"We are all carrying around repressed
pain, terror, shame, and rage energy from our childhoods, whether it was
twenty years ago or fifty years ago. We have this grief energy within
us even if we came from a relatively healthy family, because this society
is emotionally dishonest and dysfunctional.
When someone "pushes your buttons," he/she is
activating that stored, pressurized grief energy. She/he is gouging
the old wounds, and all of the newer wounds that are piled on top of those
original wounds by our repeating behavior patterns."
"We, in our Codependence, have radar systems which
cause us to be attracted to, and attract to us, the people, who for us
personally, are exactly the most untrustworthy (or unavailable or smothering
or abusive or whatever we need to repeat our patterns) individuals - exactly
the ones who will 'push our buttons.'"
Codependence: The Dance of Wounded
Souls by Robert Burney
As long as we have not healed our childhood
wounds then there are a lot more than two people involved in our relationships.

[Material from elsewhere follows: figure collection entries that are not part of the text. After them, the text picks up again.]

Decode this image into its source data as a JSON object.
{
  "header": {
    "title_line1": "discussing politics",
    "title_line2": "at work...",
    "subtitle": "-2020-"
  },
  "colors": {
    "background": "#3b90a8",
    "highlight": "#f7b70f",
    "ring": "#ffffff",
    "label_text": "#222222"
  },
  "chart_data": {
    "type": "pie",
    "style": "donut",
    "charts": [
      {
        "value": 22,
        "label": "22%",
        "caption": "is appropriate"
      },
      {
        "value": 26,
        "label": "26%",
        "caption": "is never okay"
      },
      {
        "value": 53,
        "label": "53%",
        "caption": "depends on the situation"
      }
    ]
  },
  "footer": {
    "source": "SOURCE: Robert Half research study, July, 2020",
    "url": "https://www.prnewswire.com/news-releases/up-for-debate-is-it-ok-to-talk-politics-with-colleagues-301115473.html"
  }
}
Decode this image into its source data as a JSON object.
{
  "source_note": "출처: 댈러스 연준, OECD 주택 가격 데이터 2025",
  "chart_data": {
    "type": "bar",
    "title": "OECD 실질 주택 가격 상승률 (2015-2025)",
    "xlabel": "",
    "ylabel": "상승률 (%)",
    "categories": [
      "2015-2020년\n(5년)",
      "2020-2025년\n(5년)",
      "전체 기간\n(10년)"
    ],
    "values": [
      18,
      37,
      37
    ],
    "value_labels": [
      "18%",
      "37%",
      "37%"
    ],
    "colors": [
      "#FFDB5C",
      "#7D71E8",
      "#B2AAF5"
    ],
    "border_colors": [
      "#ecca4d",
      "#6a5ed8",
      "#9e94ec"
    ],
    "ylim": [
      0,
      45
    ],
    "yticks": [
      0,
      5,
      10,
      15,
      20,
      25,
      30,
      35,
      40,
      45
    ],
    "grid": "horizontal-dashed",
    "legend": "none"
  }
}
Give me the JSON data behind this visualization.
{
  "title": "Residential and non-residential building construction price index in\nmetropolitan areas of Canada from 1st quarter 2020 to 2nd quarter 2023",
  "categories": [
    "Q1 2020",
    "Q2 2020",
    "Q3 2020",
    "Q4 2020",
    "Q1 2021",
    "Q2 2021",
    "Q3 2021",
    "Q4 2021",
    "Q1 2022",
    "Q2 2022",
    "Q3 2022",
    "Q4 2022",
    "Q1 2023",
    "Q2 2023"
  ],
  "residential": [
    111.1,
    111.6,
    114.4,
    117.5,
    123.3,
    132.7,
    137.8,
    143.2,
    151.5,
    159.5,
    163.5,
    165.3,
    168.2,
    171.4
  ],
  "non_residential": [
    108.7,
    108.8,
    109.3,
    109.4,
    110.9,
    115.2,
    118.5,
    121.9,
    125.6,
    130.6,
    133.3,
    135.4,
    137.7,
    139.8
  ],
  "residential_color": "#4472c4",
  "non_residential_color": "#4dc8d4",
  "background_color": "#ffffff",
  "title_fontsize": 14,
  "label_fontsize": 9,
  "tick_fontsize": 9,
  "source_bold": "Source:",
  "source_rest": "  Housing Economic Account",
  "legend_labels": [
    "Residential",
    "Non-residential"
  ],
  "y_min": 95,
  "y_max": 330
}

There may only be two people in the room - but the room is also full of
the ghosts of all of our past emotional wounds. Until we start clearing
our emotional process of the buttons/triggers that throw us into the past,
we are not capable of being honest in the now. When we react in the
now out of old wounds and old tapes we are being emotionally dishonest
with ourselves and our partners.
The way the dynamic in a dysfunctional relationship
works is in a "come here" - "go away" cycle. When one person is available
the other tends to pull away. If the first person becomes unavailable
the other comes back and pleads to be let back in. When the
first becomes available again then the other eventually starts pulling
away again. It happens because our relationship with self is not
healed. As long as I do not love myself then there must be something
wrong with someone who loves me - and if someone doesn't love me than I
have to prove I am worthy by winning that person back. On some level
we are trying to earn the love of our unavailable parent(s) to prove to
ourselves that we are worthy and lovable.

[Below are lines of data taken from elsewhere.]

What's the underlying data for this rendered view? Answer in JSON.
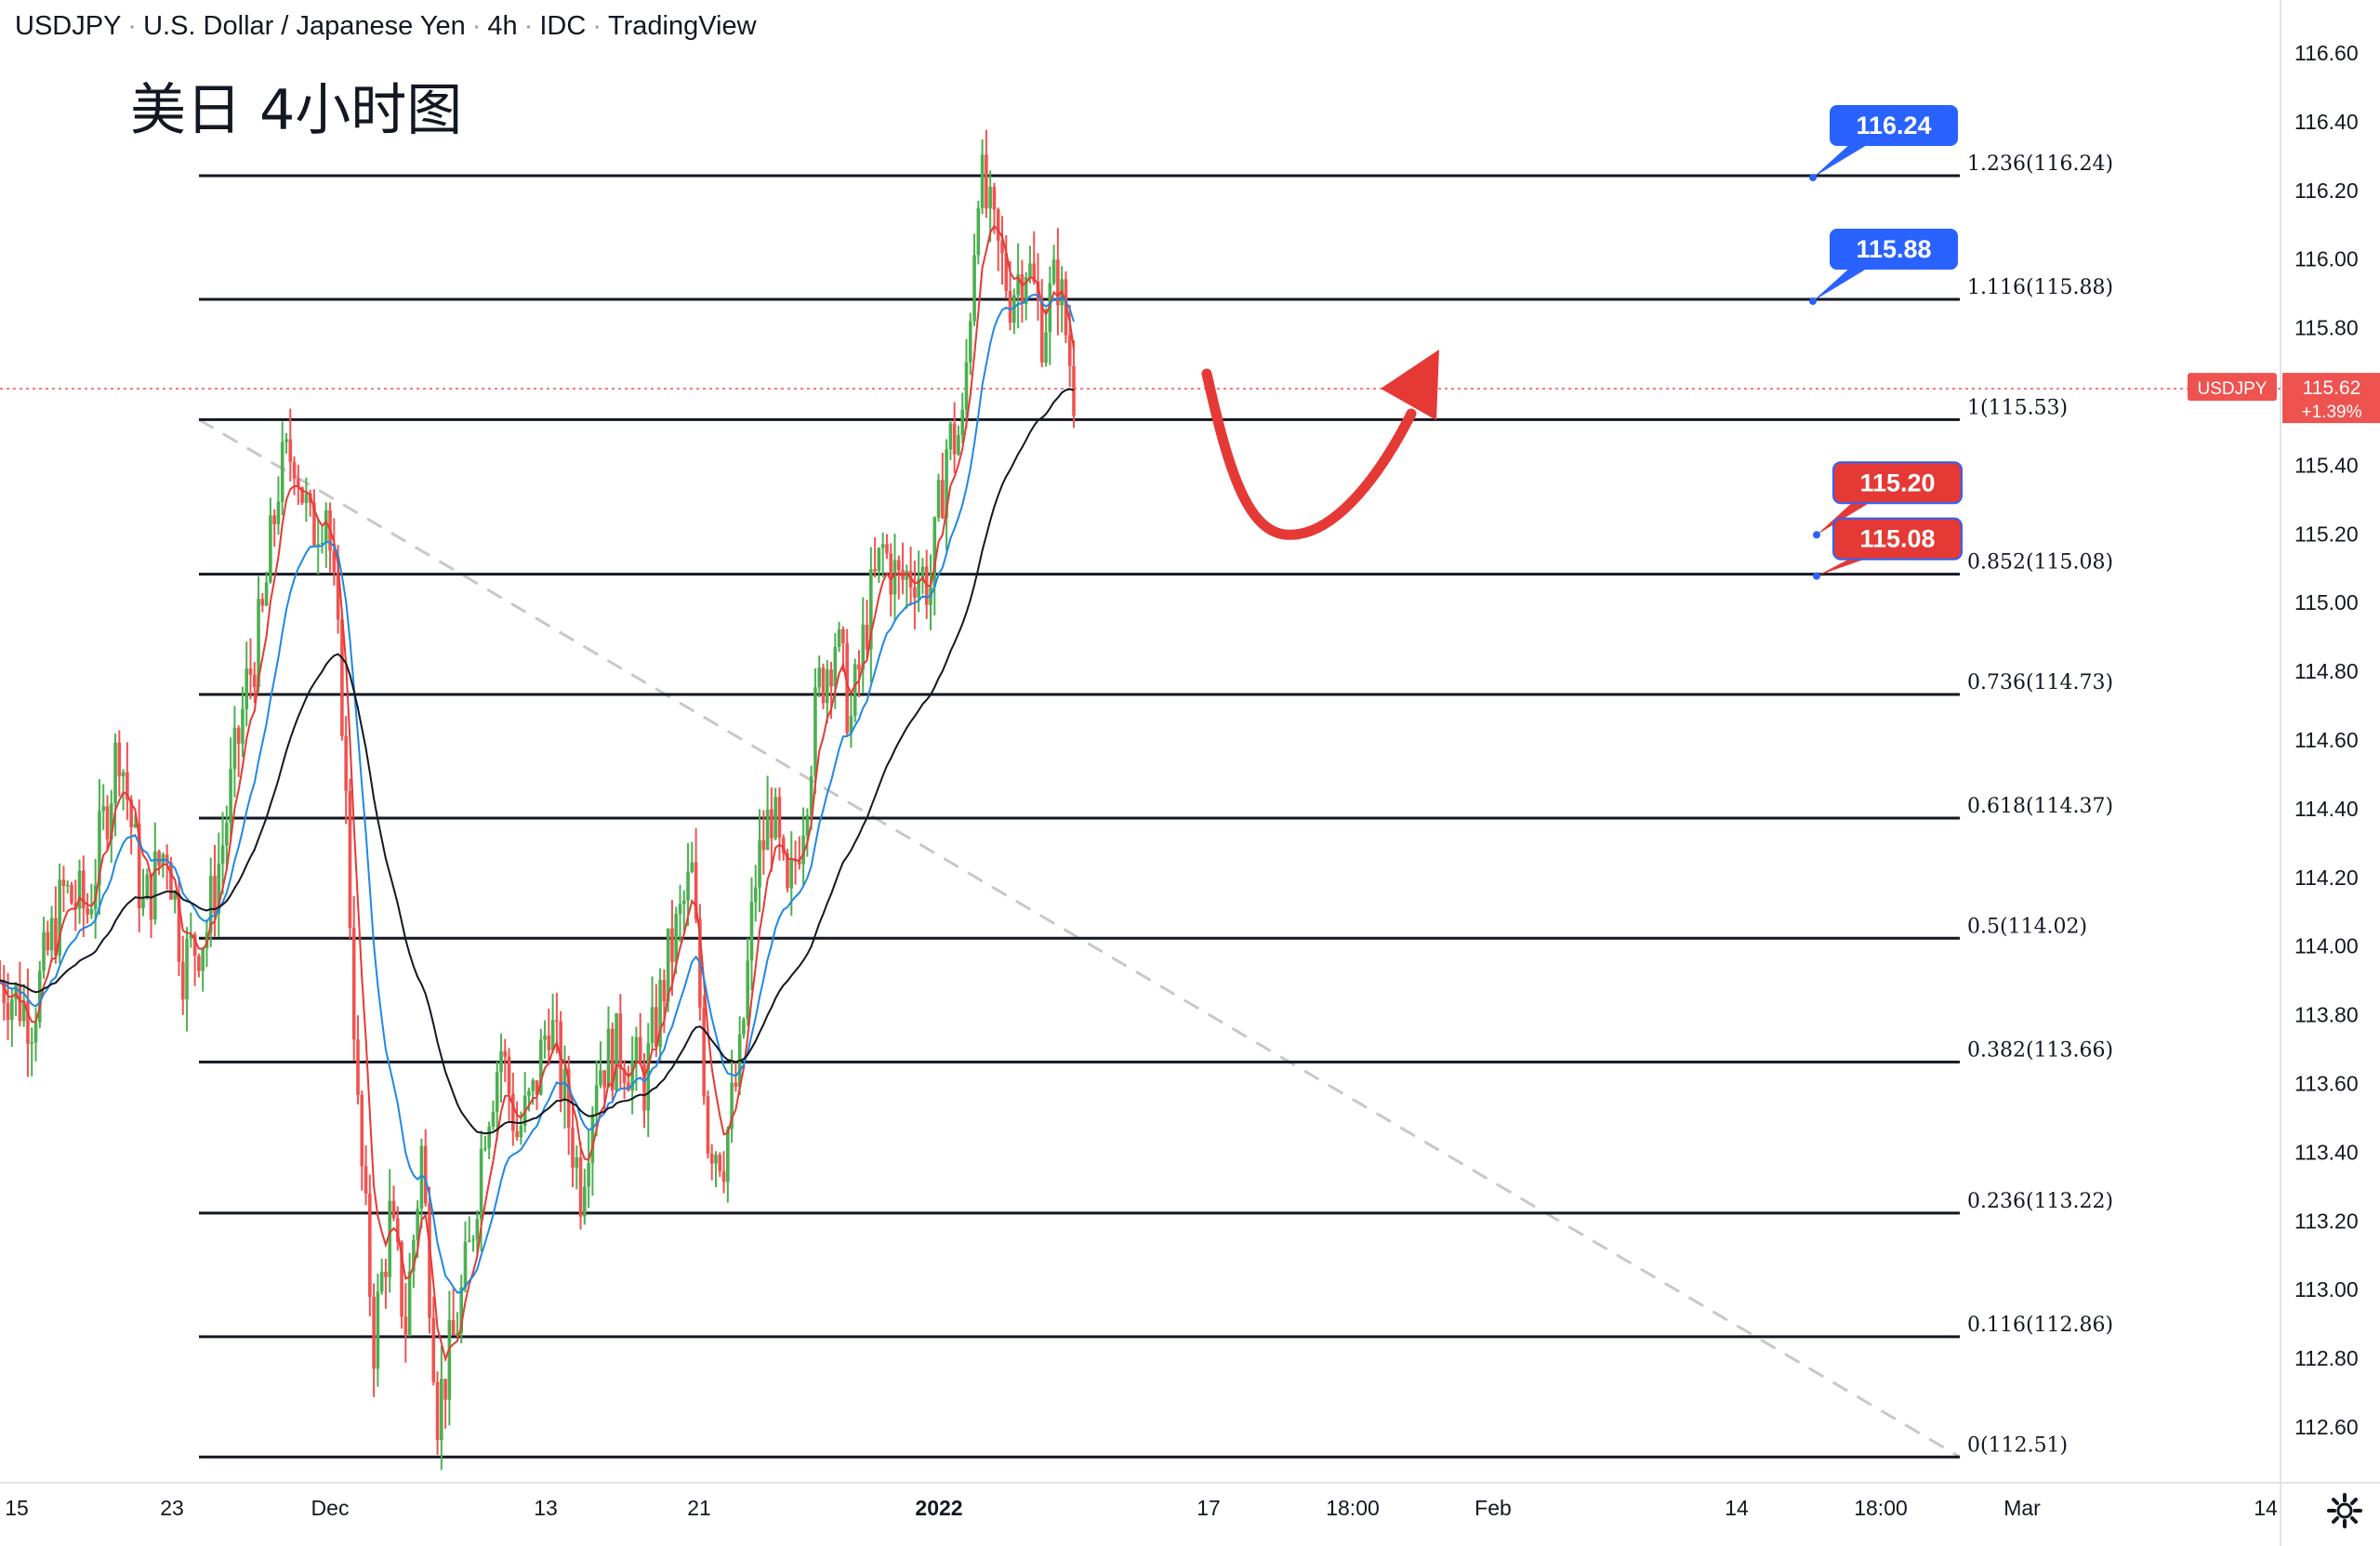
{
  "header": {
    "symbol": "USDJPY",
    "name": "U.S. Dollar / Japanese Yen",
    "interval": "4h",
    "source": "IDC",
    "platform": "TradingView"
  },
  "caption": "美日 4小时图",
  "chart_data": {
    "type": "candlestick",
    "symbol": "USDJPY",
    "price_axis": {
      "ticks": [
        "116.60",
        "116.40",
        "116.20",
        "116.00",
        "115.80",
        "115.40",
        "115.20",
        "115.00",
        "114.80",
        "114.60",
        "114.40",
        "114.20",
        "114.00",
        "113.80",
        "113.60",
        "113.40",
        "113.20",
        "113.00",
        "112.80",
        "112.60"
      ],
      "range": [
        112.4,
        116.66
      ]
    },
    "current_price": {
      "label": "USDJPY",
      "value": "115.62",
      "change": "+1.39%",
      "price": 115.62
    },
    "time_axis": {
      "ticks": [
        "15",
        "23",
        "Dec",
        "13",
        "21",
        "2022",
        "17",
        "18:00",
        "Feb",
        "14",
        "18:00",
        "Mar",
        "14"
      ],
      "bold_ticks": [
        "2022"
      ]
    },
    "fib_levels": [
      {
        "label": "1.236(116.24)",
        "price": 116.24
      },
      {
        "label": "1.116(115.88)",
        "price": 115.88
      },
      {
        "label": "1(115.53)",
        "price": 115.53
      },
      {
        "label": "0.852(115.08)",
        "price": 115.08
      },
      {
        "label": "0.736(114.73)",
        "price": 114.73
      },
      {
        "label": "0.618(114.37)",
        "price": 114.37
      },
      {
        "label": "0.5(114.02)",
        "price": 114.02
      },
      {
        "label": "0.382(113.66)",
        "price": 113.66
      },
      {
        "label": "0.236(113.22)",
        "price": 113.22
      },
      {
        "label": "0.116(112.86)",
        "price": 112.86
      },
      {
        "label": "0(112.51)",
        "price": 112.51
      }
    ],
    "callouts": [
      {
        "text": "116.24",
        "price": 116.24,
        "color": "#2962ff"
      },
      {
        "text": "115.88",
        "price": 115.88,
        "color": "#2962ff"
      },
      {
        "text": "115.20",
        "price": 115.2,
        "color": "#e53935"
      },
      {
        "text": "115.08",
        "price": 115.08,
        "color": "#e53935"
      }
    ],
    "price_path": [
      [
        0,
        113.9
      ],
      [
        8,
        113.8
      ],
      [
        16,
        114.15
      ],
      [
        22,
        114.1
      ],
      [
        30,
        114.6
      ],
      [
        36,
        114.1
      ],
      [
        42,
        114.3
      ],
      [
        46,
        113.95
      ],
      [
        52,
        114.05
      ],
      [
        56,
        114.3
      ],
      [
        62,
        114.75
      ],
      [
        66,
        114.95
      ],
      [
        70,
        115.35
      ],
      [
        74,
        115.45
      ],
      [
        78,
        115.2
      ],
      [
        82,
        115.3
      ],
      [
        86,
        114.7
      ],
      [
        90,
        113.5
      ],
      [
        94,
        112.85
      ],
      [
        98,
        113.2
      ],
      [
        102,
        112.9
      ],
      [
        106,
        113.4
      ],
      [
        110,
        112.65
      ],
      [
        114,
        112.85
      ],
      [
        118,
        113.1
      ],
      [
        122,
        113.5
      ],
      [
        126,
        113.7
      ],
      [
        130,
        113.45
      ],
      [
        134,
        113.55
      ],
      [
        138,
        113.8
      ],
      [
        142,
        113.55
      ],
      [
        146,
        113.3
      ],
      [
        150,
        113.65
      ],
      [
        156,
        113.7
      ],
      [
        162,
        113.6
      ],
      [
        168,
        113.95
      ],
      [
        174,
        114.2
      ],
      [
        178,
        113.45
      ],
      [
        182,
        113.4
      ],
      [
        186,
        113.65
      ],
      [
        190,
        114.2
      ],
      [
        194,
        114.4
      ],
      [
        198,
        114.1
      ],
      [
        202,
        114.4
      ],
      [
        206,
        114.75
      ],
      [
        210,
        114.9
      ],
      [
        214,
        114.65
      ],
      [
        218,
        114.95
      ],
      [
        222,
        115.15
      ],
      [
        226,
        115.05
      ],
      [
        230,
        115.1
      ],
      [
        234,
        115.05
      ],
      [
        238,
        115.45
      ],
      [
        242,
        115.5
      ],
      [
        246,
        116.25
      ],
      [
        250,
        116.05
      ],
      [
        254,
        115.9
      ],
      [
        258,
        116.0
      ],
      [
        262,
        115.8
      ],
      [
        266,
        115.95
      ],
      [
        270,
        115.62
      ]
    ],
    "moving_averages": [
      {
        "color": "#e53935",
        "period": "fast"
      },
      {
        "color": "#1e88e5",
        "period": "medium"
      },
      {
        "color": "#131722",
        "period": "slow"
      }
    ],
    "trendline": {
      "style": "dashed",
      "color": "#c8c8c8",
      "from": 115.53,
      "to": 112.51
    },
    "forecast_arrow": {
      "color": "#e53935",
      "shape": "down-then-up"
    },
    "candle_colors": {
      "up": "#4caf50",
      "down": "#ef5350"
    }
  }
}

What is normal and natural in romantic relationships
in this society is for a person whose primary fear is abandonment to get
involved with someone whose primary fear is being smothered/losing self.
The person with abandonment fears reacts to shows of independence on the
part of the other as if the other were abandoning them. That causes
them to become more needy and clinging - which causes the other person
to pull away - which causes the first person to cling more - which causes
the other to pull away more. Eventually the person with abandonment
fears gets angry and disgusted and pulls back into themselves - which to
the other makes it safe to come back and plead to be let back in.
And after a short honeymoon period the dance can start all over again.
"Wait a minute!" you are probably saying if you
read my last article in this series (codependent & counterdependent
behaviors), "you said at the end of your last article, that both the codependent
and counterdependent types of behavior were reactions to fear of abandonment."
That is true. The codependent type of behavior
is an attempt to overcome the core belief that we are unworthy and unlovable
by working real hard to earn love from another. The more a classic
codependent feels they are being abandoned the harder they work.
The counterdependent is someone who is so convinced
of their core unworthiness that their defense is to not open themselves
up enough to admit they need another because they are sure they will be
abandoned if anyone else sees who they really are (I used to feel if I
ever truly opened up to someone, they would run away screaming in horror
at my shameful being.) So, they abandon before they can be abandoned
(this includes abandoning themselves by being attracted to people who are
unavailable - saves them from taking the risk.)
Both types of behavior are dysfunctional and self
defeating. Codependents are drawn to people who will abandon them
(this abandonment does not have to be physical - it can be emotional so
that the relationship continues but the codependent person has to settle
for crumbs instead of truly getting their needs met.) Counterdependents
let down their guard once every 5 years or so and let in someone who will
perfectly betray and abandon them in order to prove that they were right
in the first place to not open up to people.
It is very boring and incredibly painful to keep
repeating dysfunctional relationship patterns. The way to stop repeating
those patterns is to start healing the wounds that we suffered in childhood.
A big part of this process is awakening to the reality that it is not our
fault that our relationships haven't worked out. We were set up to
fail to get our needs met in relationships by the unhealthy environments
we grew up in, by the dysfunctional and dishonest definitions and role
modeling that we experienced. We were powerless to do things any
differently than we did them until we started to examine our patterns and
discover the ways in which our childhood experiences have been running
One of the most important steps in learning what
Love really is - in starting to Love ourselves in healthy ways - is to
start working on forgiving ourselves for being little kids who were wounded
by being raised by people who were wounded when they were little kids.